I knew it was chafing at her, given that her own team had only won the bronze and silver respectively during her two trips to the Games long before I was born. I was betting that she would justify it by saying that gymnastics was harder back in the eighties and nineties before there were so many safety protocols.
I noticed that even though she said she should say congratulations for winning, she didn’t actually say it.

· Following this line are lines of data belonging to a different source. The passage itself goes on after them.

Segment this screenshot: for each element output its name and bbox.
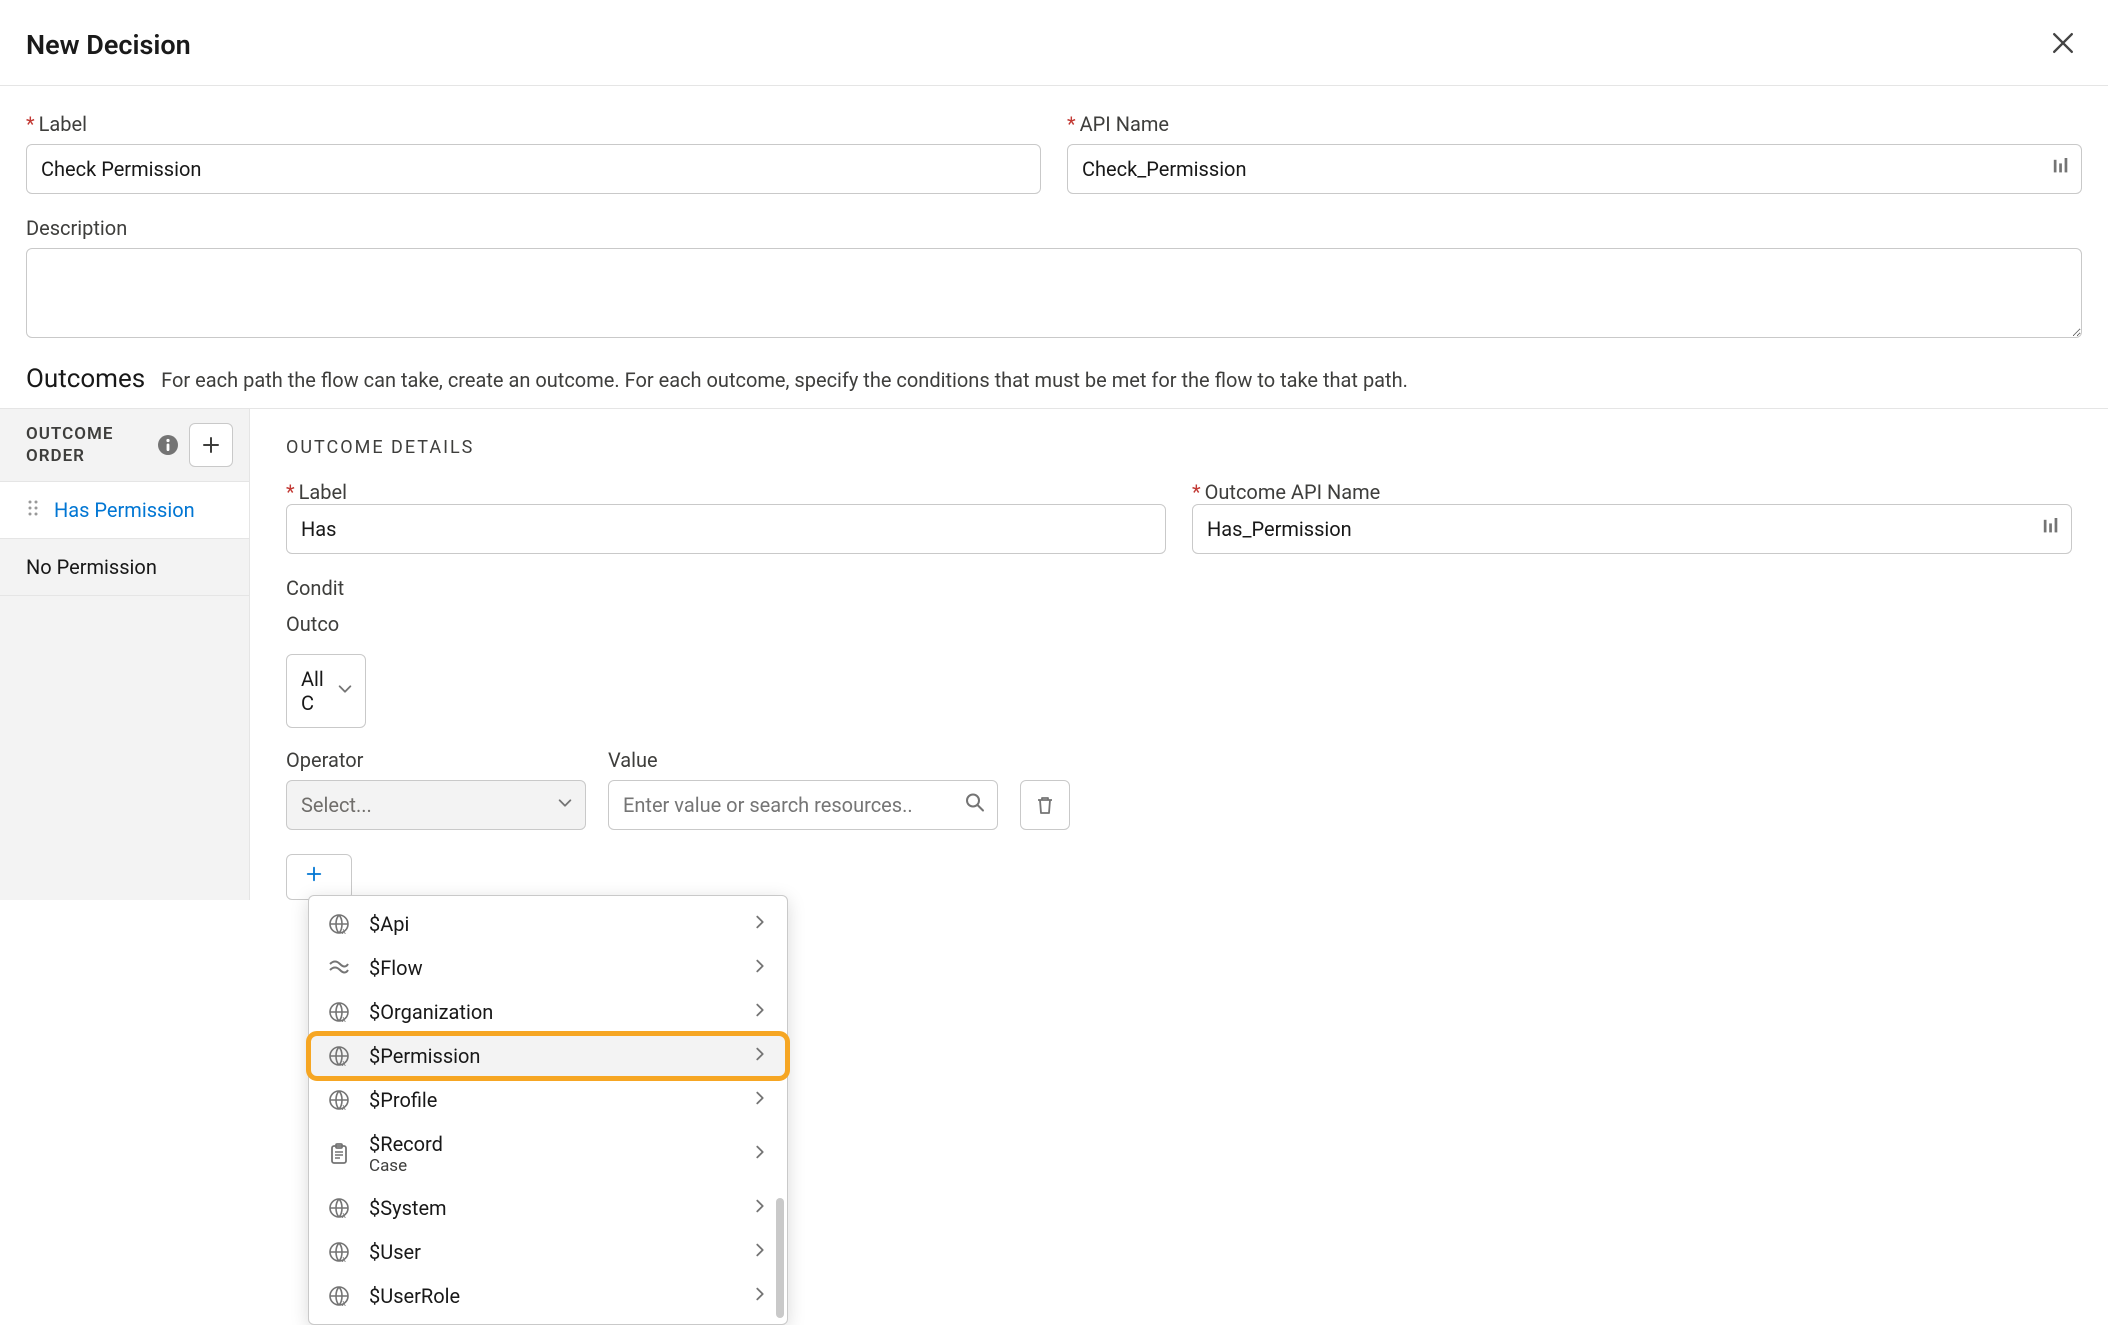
dropdown-item[interactable]: $User xyxy=(309,1230,787,1274)
delete-condition-button[interactable] xyxy=(1020,780,1070,830)
globe-icon xyxy=(327,1088,351,1112)
outcome-item-has-permission[interactable]: Has Permission xyxy=(0,482,249,539)
outcome-item-label: No Permission xyxy=(26,555,157,579)
api-name-input[interactable] xyxy=(1067,144,2082,194)
outcomes-split: OUTCOME ORDER Has Permission No Permissi… xyxy=(0,408,2108,900)
close-button[interactable] xyxy=(2044,24,2082,65)
chevron-right-icon xyxy=(751,1240,769,1264)
globe-icon xyxy=(327,912,351,936)
chevron-right-icon xyxy=(751,1284,769,1308)
dropdown-item-label: $User xyxy=(369,1240,733,1264)
add-outcome-button[interactable] xyxy=(189,423,233,467)
outcome-item-no-permission[interactable]: No Permission xyxy=(0,539,249,596)
modal-header: New Decision xyxy=(0,0,2108,86)
globe-icon xyxy=(327,1000,351,1024)
chevron-right-icon xyxy=(751,1142,769,1166)
dropdown-item[interactable]: $UserRole xyxy=(309,1274,787,1318)
scrollbar[interactable] xyxy=(776,1198,784,1318)
chevron-right-icon xyxy=(751,1088,769,1112)
modal-title: New Decision xyxy=(26,29,191,61)
dropdown-item[interactable]: $System xyxy=(309,1186,787,1230)
dropdown-item-label: $Api xyxy=(369,912,733,936)
outcome-order-title: OUTCOME ORDER xyxy=(26,423,157,467)
globe-icon xyxy=(327,1196,351,1220)
plus-icon xyxy=(305,865,323,889)
dropdown-item[interactable]: $RecordCase xyxy=(309,1122,787,1186)
globe-icon xyxy=(327,1044,351,1068)
outcome-item-label: Has Permission xyxy=(54,498,195,522)
dropdown-item-label: $Organization xyxy=(369,1000,733,1024)
plus-icon xyxy=(201,435,221,455)
outcomes-help: For each path the flow can take, create … xyxy=(161,368,1408,392)
chevron-right-icon xyxy=(751,1196,769,1220)
outcome-order-header: OUTCOME ORDER xyxy=(0,409,249,482)
globe-icon xyxy=(327,1284,351,1308)
outcome-api-name-label: *Outcome API Name xyxy=(1192,480,1380,504)
form-body: *Label *API Name Description xyxy=(0,86,2108,338)
new-decision-modal: New Decision *Label *API Name Descriptio… xyxy=(0,0,2108,900)
condition-requirements-label: Condit xyxy=(286,576,2072,600)
dropdown-item-label: $UserRole xyxy=(369,1284,733,1308)
outcomes-header: Outcomes For each path the flow can take… xyxy=(0,360,2108,408)
dropdown-item-label: $Profile xyxy=(369,1088,733,1112)
dropdown-item-label: $Permission xyxy=(369,1044,733,1068)
dropdown-item[interactable]: $Profile xyxy=(309,1078,787,1122)
info-icon[interactable] xyxy=(157,434,179,456)
drag-handle-icon[interactable] xyxy=(26,498,40,522)
dropdown-item[interactable]: $Api xyxy=(309,902,787,946)
operator-select[interactable]: Select... xyxy=(286,780,586,830)
chevron-right-icon xyxy=(751,1000,769,1024)
outcome-api-name-input[interactable] xyxy=(1192,504,2072,554)
dropdown-item[interactable]: $Permission xyxy=(309,1034,787,1078)
outcome-details-heading: OUTCOME DETAILS xyxy=(286,437,2072,458)
chevron-right-icon xyxy=(751,1044,769,1068)
condition-row: Operator Select... Value xyxy=(286,748,2072,830)
dropdown-item-label: $RecordCase xyxy=(369,1132,733,1176)
dropdown-item-label: $Flow xyxy=(369,956,733,980)
outcome-label-input[interactable] xyxy=(286,504,1166,554)
add-condition-button[interactable] xyxy=(286,854,352,900)
flow-icon xyxy=(327,956,351,980)
trash-icon xyxy=(1034,794,1056,816)
description-textarea[interactable] xyxy=(26,248,2082,338)
outcome-order-sidebar: OUTCOME ORDER Has Permission No Permissi… xyxy=(0,409,250,900)
outcome-label-label: *Label xyxy=(286,480,347,504)
condition-outcome-label: Outco xyxy=(286,612,2072,636)
api-name-label: *API Name xyxy=(1067,112,2082,136)
clipboard-icon xyxy=(327,1142,351,1166)
chevron-right-icon xyxy=(751,912,769,936)
bars-icon xyxy=(2042,517,2060,541)
outcome-details-panel: OUTCOME DETAILS *Label *Outcome API Name… xyxy=(250,409,2108,900)
description-label: Description xyxy=(26,216,2082,240)
globe-icon xyxy=(327,1240,351,1264)
dropdown-item[interactable]: $Flow xyxy=(309,946,787,990)
close-icon xyxy=(2052,32,2074,54)
label-field-label: *Label xyxy=(26,112,1041,136)
operator-label: Operator xyxy=(286,748,586,772)
label-input[interactable] xyxy=(26,144,1041,194)
search-icon xyxy=(964,792,986,819)
bars-icon xyxy=(2052,157,2070,181)
condition-requirements-select[interactable]: All C xyxy=(286,654,366,728)
dropdown-item[interactable]: $Organization xyxy=(309,990,787,1034)
dropdown-item-label: $System xyxy=(369,1196,733,1220)
outcomes-title: Outcomes xyxy=(26,364,145,394)
resource-dropdown: $Api $Flow $Organization $Permission $Profil… xyxy=(308,895,788,1325)
chevron-right-icon xyxy=(751,956,769,980)
value-input[interactable] xyxy=(608,780,998,830)
value-label: Value xyxy=(608,748,998,772)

Instead she launched right into a critique.
“You got lucky with the judges today, but you will need to do better in the individuals, Nadia. You made a lot of mistakes. You won’t have your teammates to carry you in the next round.”
Even after a lifetime of her belittling me, the criticism still hit me like a fist to the gut. My father was quiet, content to let my mother speak for him, but I could tell by his disapproving frown that he agreed with her.
“Nadia got a perfect score on the floor exercises,” Anna reminded them with a frown. Her voice was loud and firm.
“And she got high scores on all three of the apparatus thanks to her excellent performance and technical skill. She was an integral part of us winning the gold. You should be proud of Nadia’s performance, not criticizing her during our moment of triumph.”
And that was the minute I fell head over heels in love with Anna Parker.